Whether it’s unemployment, Alzheimer’s or a personal tragedy – all of us face moments when life unravels. When our carefully controlled spheres no longer make sense and nothing we do can change the circumstances.
Psalm 43 gives us three action points.
Focus on God; not the problem.
Psalm 43:1-2 reminds us that God defends us and delivers us. He is the vindicator and the one in whom we take refuge. As we focus on God, we think more positively and we’re better able to deal with the problem.
As Reverend G explains it during her own unraveling, “The question may be ‘Why’ but the answer is ‘Who.’”
Focus on the lesson; not the pain.
Psalm 43:3 promises that God’s light and his truth will lead us. He will bring us to his holy hill and to his dwelling – to that place of utter peace whether we’re in heaven or on earth.
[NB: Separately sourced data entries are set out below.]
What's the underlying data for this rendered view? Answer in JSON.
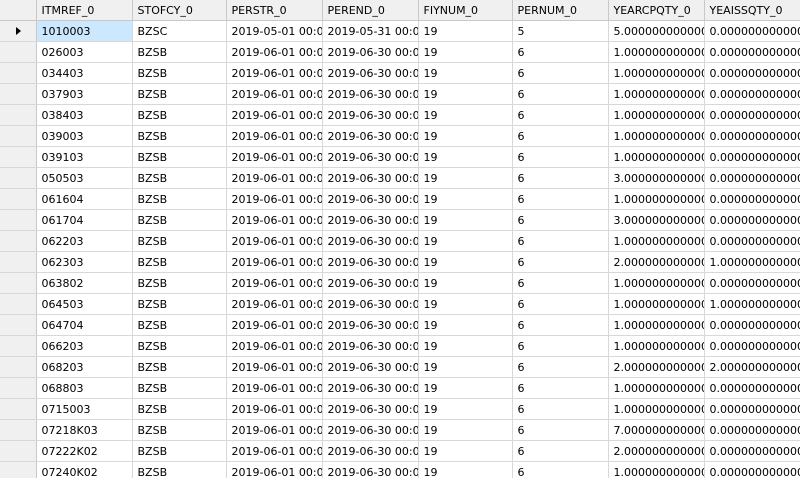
{
  "grid": {
    "columns": [
      "ITMREF_0",
      "STOFCY_0",
      "PERSTR_0",
      "PEREND_0",
      "FIYNUM_0",
      "PERNUM_0",
      "YEARCPQTY_0",
      "YEAISSQTY_0"
    ],
    "current_row_icon": "current-row-arrow-icon",
    "rows": [
      [
        "1010003",
        "BZSC",
        "2019-05-01 00:0...",
        "2019-05-31 00:0...",
        "19",
        "5",
        "5.0000000000000",
        "0.0000000000000"
      ],
      [
        "026003",
        "BZSB",
        "2019-06-01 00:0...",
        "2019-06-30 00:0...",
        "19",
        "6",
        "1.0000000000000",
        "0.0000000000000"
      ],
      [
        "034403",
        "BZSB",
        "2019-06-01 00:0...",
        "2019-06-30 00:0...",
        "19",
        "6",
        "1.0000000000000",
        "0.0000000000000"
      ],
      [
        "037903",
        "BZSB",
        "2019-06-01 00:0...",
        "2019-06-30 00:0...",
        "19",
        "6",
        "1.0000000000000",
        "0.0000000000000"
      ],
      [
        "038403",
        "BZSB",
        "2019-06-01 00:0...",
        "2019-06-30 00:0...",
        "19",
        "6",
        "1.0000000000000",
        "0.0000000000000"
      ],
      [
        "039003",
        "BZSB",
        "2019-06-01 00:0...",
        "2019-06-30 00:0...",
        "19",
        "6",
        "1.0000000000000",
        "0.0000000000000"
      ],
      [
        "039103",
        "BZSB",
        "2019-06-01 00:0...",
        "2019-06-30 00:0...",
        "19",
        "6",
        "1.0000000000000",
        "0.0000000000000"
      ],
      [
        "050503",
        "BZSB",
        "2019-06-01 00:0...",
        "2019-06-30 00:0...",
        "19",
        "6",
        "3.0000000000000",
        "0.0000000000000"
      ],
      [
        "061604",
        "BZSB",
        "2019-06-01 00:0...",
        "2019-06-30 00:0...",
        "19",
        "6",
        "1.0000000000000",
        "0.0000000000000"
      ],
      [
        "061704",
        "BZSB",
        "2019-06-01 00:0...",
        "2019-06-30 00:0...",
        "19",
        "6",
        "3.0000000000000",
        "0.0000000000000"
      ],
      [
        "062203",
        "BZSB",
        "2019-06-01 00:0...",
        "2019-06-30 00:0...",
        "19",
        "6",
        "1.0000000000000",
        "0.0000000000000"
      ],
      [
        "062303",
        "BZSB",
        "2019-06-01 00:0...",
        "2019-06-30 00:0...",
        "19",
        "6",
        "2.0000000000000",
        "1.0000000000000"
      ],
      [
        "063802",
        "BZSB",
        "2019-06-01 00:0...",
        "2019-06-30 00:0...",
        "19",
        "6",
        "1.0000000000000",
        "0.0000000000000"
      ],
      [
        "064503",
        "BZSB",
        "2019-06-01 00:0...",
        "2019-06-30 00:0...",
        "19",
        "6",
        "1.0000000000000",
        "1.0000000000000"
      ],
      [
        "064704",
        "BZSB",
        "2019-06-01 00:0...",
        "2019-06-30 00:0...",
        "19",
        "6",
        "1.0000000000000",
        "0.0000000000000"
      ],
      [
        "066203",
        "BZSB",
        "2019-06-01 00:0...",
        "2019-06-30 00:0...",
        "19",
        "6",
        "1.0000000000000",
        "0.0000000000000"
      ],
      [
        "068203",
        "BZSB",
        "2019-06-01 00:0...",
        "2019-06-30 00:0...",
        "19",
        "6",
        "2.0000000000000",
        "2.0000000000000"
      ],
      [
        "068803",
        "BZSB",
        "2019-06-01 00:0...",
        "2019-06-30 00:0...",
        "19",
        "6",
        "1.0000000000000",
        "0.0000000000000"
      ],
      [
        "0715003",
        "BZSB",
        "2019-06-01 00:0...",
        "2019-06-30 00:0...",
        "19",
        "6",
        "1.0000000000000",
        "0.0000000000000"
      ],
      [
        "07218K03",
        "BZSB",
        "2019-06-01 00:0...",
        "2019-06-30 00:0...",
        "19",
        "6",
        "7.0000000000000",
        "0.0000000000000"
      ],
      [
        "07222K02",
        "BZSB",
        "2019-06-01 00:0...",
        "2019-06-30 00:0...",
        "19",
        "6",
        "2.0000000000000",
        "0.0000000000000"
      ],
      [
        "07240K02",
        "BZSB",
        "2019-06-01 00:0...",
        "2019-06-30 00:0...",
        "19",
        "6",
        "1.0000000000000",
        "0.0000000000000"
      ]
    ]
  }
}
When we focus on the lesson, we ask God to teach us what we need to know about our own faith journey. We learn how to purge some of the worldly attitudes that seem to control us. We learn more about God’s power and his love for us. And certainly, we learn more about trust.
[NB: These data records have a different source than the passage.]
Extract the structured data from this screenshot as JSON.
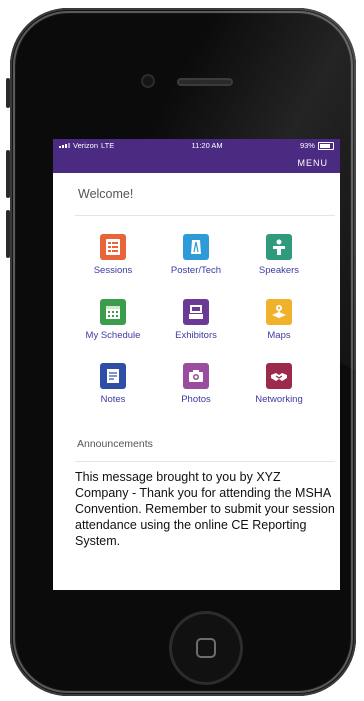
{
  "status_bar": {
    "carrier": "Verizon",
    "network": "LTE",
    "time": "11:20 AM",
    "battery": "93%"
  },
  "app_bar": {
    "menu_label": "MENU"
  },
  "welcome_text": "Welcome!",
  "tiles": [
    {
      "label": "Sessions",
      "icon": "sessions-icon",
      "color": "#e8643a"
    },
    {
      "label": "Poster/Tech",
      "icon": "poster-tech-icon",
      "color": "#2e9ad8"
    },
    {
      "label": "Speakers",
      "icon": "speakers-icon",
      "color": "#2f9a7c"
    },
    {
      "label": "My Schedule",
      "icon": "schedule-icon",
      "color": "#3b9d4c"
    },
    {
      "label": "Exhibitors",
      "icon": "exhibitors-icon",
      "color": "#6a3a96"
    },
    {
      "label": "Maps",
      "icon": "maps-icon",
      "color": "#f0b22b"
    },
    {
      "label": "Notes",
      "icon": "notes-icon",
      "color": "#2f4ea6"
    },
    {
      "label": "Photos",
      "icon": "photos-icon",
      "color": "#9a4c9e"
    },
    {
      "label": "Networking",
      "icon": "networking-icon",
      "color": "#9b2a4d"
    }
  ],
  "announcements": {
    "heading": "Announcements",
    "message": "This message brought to you by XYZ Company - Thank you for attending the MSHA Convention. Remember to submit your session attendance using the online CE Reporting System."
  },
  "colors": {
    "brand": "#4b2a82",
    "link": "#3e3aa0"
  }
}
As we focus on the lesson God wants to teach us, the pain becomes the secondary focus and a bit easier to bear.
Focus on the future; not the present.
In Psalm 43:5, King David reminds us to keep our hope in God because he is our salvation. He teaches us an important principle that I like to call, “Living in the Yet.”
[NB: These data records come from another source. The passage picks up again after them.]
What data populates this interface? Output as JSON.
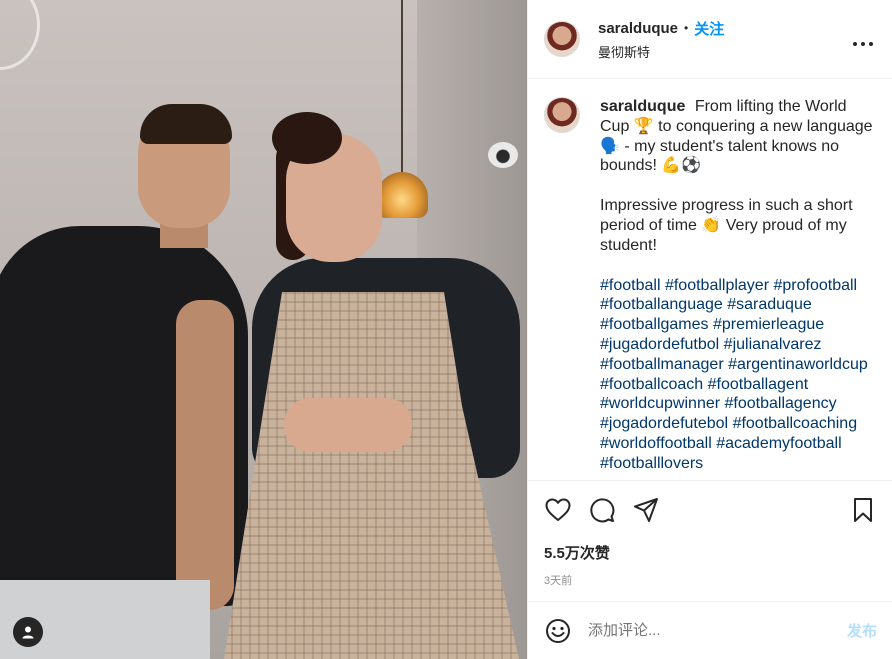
{
  "post": {
    "username": "saralduque",
    "dot": "•",
    "follow_label": "关注",
    "location": "曼彻斯特",
    "more_icon": "more-icon"
  },
  "caption": {
    "username": "saralduque",
    "text1": "From lifting the World Cup 🏆 to conquering a new language 🗣️ - my student's talent knows no bounds! 💪⚽",
    "text2": "Impressive progress in such a short period of time 👏 Very proud of my student!",
    "hashtags": [
      "#football",
      "#footballplayer",
      "#profootball",
      "#footballanguage",
      "#saraduque",
      "#footballgames",
      "#premierleague",
      "#jugadordefutbol",
      "#julianalvarez",
      "#footballmanager",
      "#argentinaworldcup",
      "#footballcoach",
      "#footballagent",
      "#worldcupwinner",
      "#footballagency",
      "#jogadordefutebol",
      "#footballcoaching",
      "#worldoffootball",
      "#academyfootball",
      "#footballlovers"
    ]
  },
  "actions": {
    "icons": [
      "heart-icon",
      "comment-icon",
      "share-icon",
      "bookmark-icon"
    ],
    "likes": "5.5万次赞",
    "time": "3天前"
  },
  "comment": {
    "placeholder": "添加评论...",
    "post_label": "发布",
    "emoji_icon": "emoji-icon"
  },
  "colors": {
    "accent": "#0095f6",
    "hashtag": "#00376b",
    "muted": "#8e8e8e",
    "post_disabled": "#b2dffc"
  }
}
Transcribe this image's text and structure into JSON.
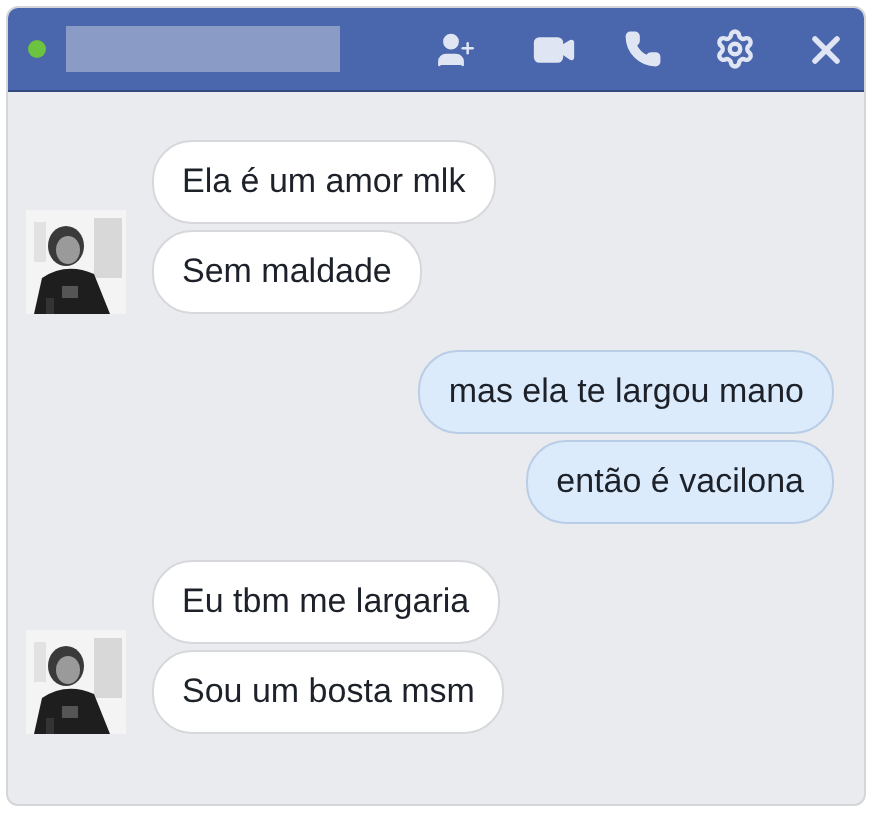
{
  "header": {
    "online": true
  },
  "groups": [
    {
      "kind": "received",
      "messages": [
        "Ela é um amor mlk",
        "Sem maldade"
      ]
    },
    {
      "kind": "sent",
      "messages": [
        "mas ela te largou mano",
        "então é vacilona"
      ]
    },
    {
      "kind": "received",
      "messages": [
        "Eu tbm me largaria",
        "Sou um bosta msm"
      ]
    }
  ]
}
“Hope in God, for I will yet praise Him, my Savior and my God.”
As we focus on the future, we think about living in the yet – when this present circumstance has worn itself down, when we have worked through the grief, when we have learned the lesson.
Ultimately, the things we go through on earth will be just a tiny speck of memory. Someday, none of these unravelings will ever affect us again.
Focus on the future, not on the present circumstance. Live in the yet and stay in hope.